Sleep Positions and Habits

By: Dr. Seth Hosmer, DC


As a chiropractic physician, I’m often asked by patients about the healthiest, and unhealthiest, sleep positions. Many people are curious to know how various sleep positions might affect the immediate and long-term health and function of their spine and the role of sleep position in causing or alleviating their aches and pains. If you commonly wake up feeling stiff and sore, your sleep position—or other sleep-related factors—may be contributing to your health complaints. Neck pain, low back pain, headaches, and muscle and joint problems may all be caused or worsened by an inappropriate sleep position. Though sleep position can be a difficult habit to change, most people can, over time, make the necessary changes to adopt favorable and healthful sleep positions.

Sleep Positions

The four principle sleep positions are back, side, fetal, and stomach. Though numerous variations on these four positions exist, and though you may change positions several times throughout the night, most people prefer one of these general positions.

1. Back: According to natural health expert Joseph Mercola, an osteopathic physician, sleeping on your back may be one of the most beneficial sleep positions, as it keeps your head, neck, and spine aligned, minimizes your acid reflux symptoms, and may prevent facial wrinkles. A greater likelihood of snoring may be one of the few drawbacks of sleeping on your back. For optimal structural health benefits, consider avoiding the use of a pillow when sleeping on your back. Some people may require a fluffy, yet thin pillow to support their head during sleep.

2. Side: Side sleeping may be helpful in preventing spine-related pain and minimizing the symptoms of acid reflux. Sleeping on your side may also help prevent snoring. Side sleeping helps keep your spine in a relatively neutral position, which may help reduce or prevent back and neck pain or discomfort. Nerve compression and muscle tightness in your shoulders and neck are two possible musculoskeletal problems associated with side sleeping. Side sleeping, especially sleeping on your left side, is the recommended sleeping position for pregnant women. Consider placing a pillow between your knees if you prefer a side sleeping position. This pillow can help reduce your low back pain as well as the strain on your sacroiliac ligaments and is particularly beneficial for pregnant women.

3. Fetal: Sleeping in fetal position is considered a less optimal sleep position, due to the prolonged periods in which your body and spine are tightly curled. Fetal position is disadvantageous for preventing neck and back pain, although it may be a helpful sleep posture in reducing your snoring. It is also an acceptable sleep position for pregnant women.

4. Stomach: Sleeping on your stomach is generally considered the worst possible sleep position, due to the way it alters the natural curve of your lumbar, or lower, spine. This sleep posture may also negatively affect your neck, place unnecessary stress on certain joints and muscles, and contribute to numbness, tingling, and pain in your extremities.

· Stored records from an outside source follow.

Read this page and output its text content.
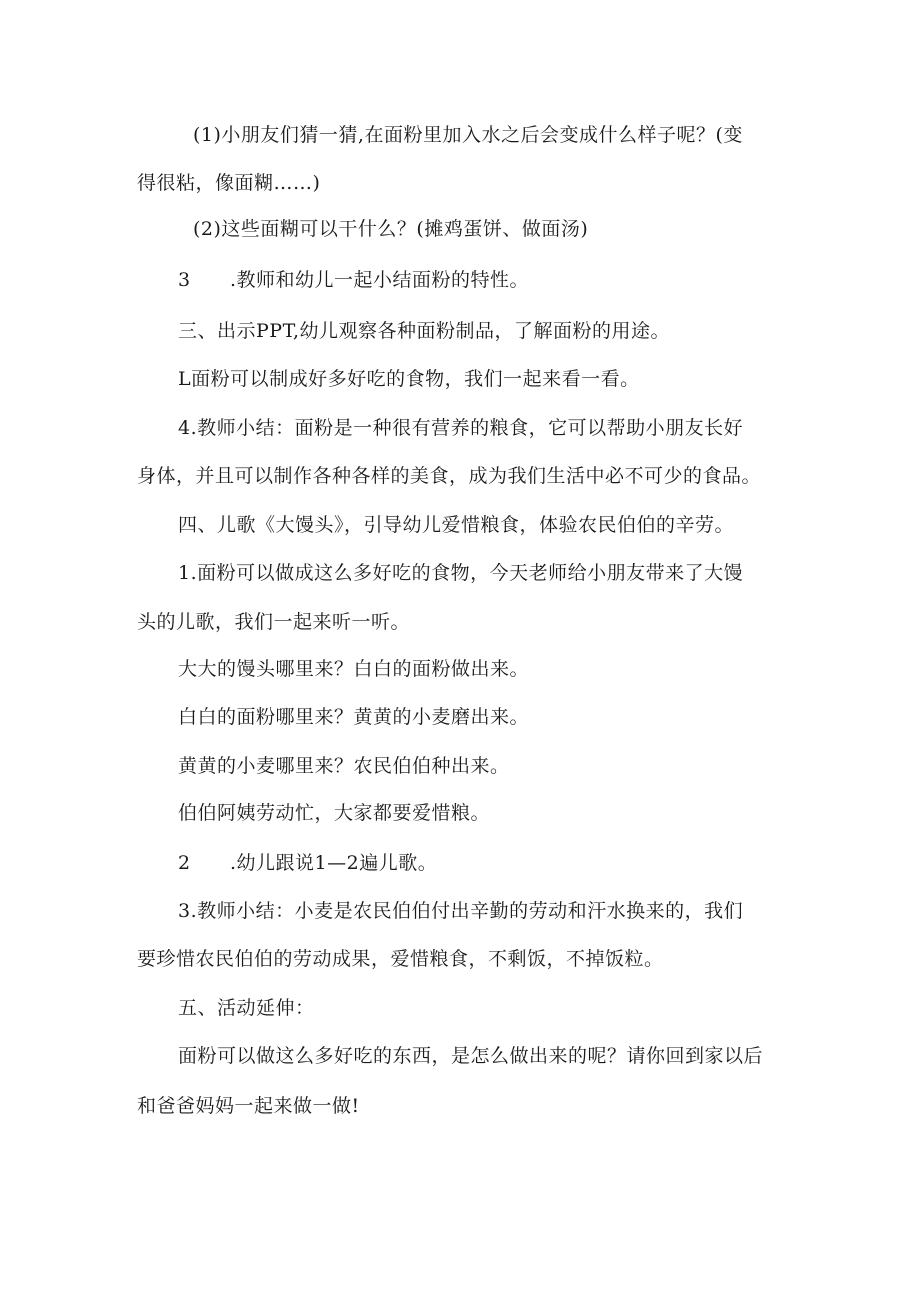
(1)小朋友们猜一猜,在面粉里加入水之后会变成什么样子呢？(变
得很粘，像面糊……)
(2)这些面糊可以干什么？(摊鸡蛋饼、做面汤)
3 .教师和幼儿一起小结面粉的特性。
三、出示PPT,幼儿观察各种面粉制品，了解面粉的用途。
L面粉可以制成好多好吃的食物，我们一起来看一看。
4.教师小结：面粉是一种很有营养的粮食，它可以帮助小朋友长好
身体，并且可以制作各种各样的美食，成为我们生活中必不可少的食品。
四、儿歌《大馒头》，引导幼儿爱惜粮食，体验农民伯伯的辛劳。
1.面粉可以做成这么多好吃的食物，今天老师给小朋友带来了大馒
头的儿歌，我们一起来听一听。
大大的馒头哪里来？白白的面粉做出来。
白白的面粉哪里来？黄黄的小麦磨出来。
黄黄的小麦哪里来？农民伯伯种出来。
伯伯阿姨劳动忙，大家都要爱惜粮。
2 .幼儿跟说1—2遍儿歌。
3.教师小结：小麦是农民伯伯付出辛勤的劳动和汗水换来的，我们
要珍惜农民伯伯的劳动成果，爱惜粮食，不剩饭，不掉饭粒。
五、活动延伸：
面粉可以做这么多好吃的东西，是怎么做出来的呢？请你回到家以后
和爸爸妈妈一起来做一做!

Significantly reduced snoring is one of the few health advantages associated with sleeping on your stomach.

Bed Choice

Your bed is an important consideration for achieving optimal sleep quality and reducing your likelihood of sleep-related musculoskeletal problems. In most cases, mattresses that are supportive, yet comfortable may be most helpful in treating or preventing various back conditions, although personal preference is one of the most important considerations when selecting a mattress. Most people may benefit from a mattress that is firm enough to optimally distribute their weight and that supports the normal curves of their back. Consider devoting at least 15 to 20 minutes to each mattress you are interested in when mattress shopping.

Pillow Choice

The type of pillow you use can have profound effects on your sleep comfort and quality. Pillows that allow you to maintain a neutral neck position—and that provide you with enough cervical support to keep your face parallel to the ceiling—are optimal. If you prefer side sleeping, consider using a pillow that is thick enough to fill the entire gap between your neck and your mattress, as this will keep your head and neck in a neutral position and reduce the strain on your neck ligaments, muscles, and other connective tissues. Some pillows may be useful for both back and side sleepers, as they have a built-in depression, or notch, in the middle of the pillow for back sleepers and elevated side panels for side sleepers.

Sleep Hygiene

Poor sleep hygiene, or sleep habits, are common among Americans and can significantly affect your sleep quality. Helpful ways to improve your sleep hygiene, reports the University of Maryland Medical Center, include avoiding daytime naps, setting a regular bedtime and wake-up time, avoiding consumption of alcohol and caffeine 4 to 6 hours before you go to bed, establishing a pre-bedtime ritual, blocking out all loud noises from your bedroom, and setting a comfortable bedroom temperature.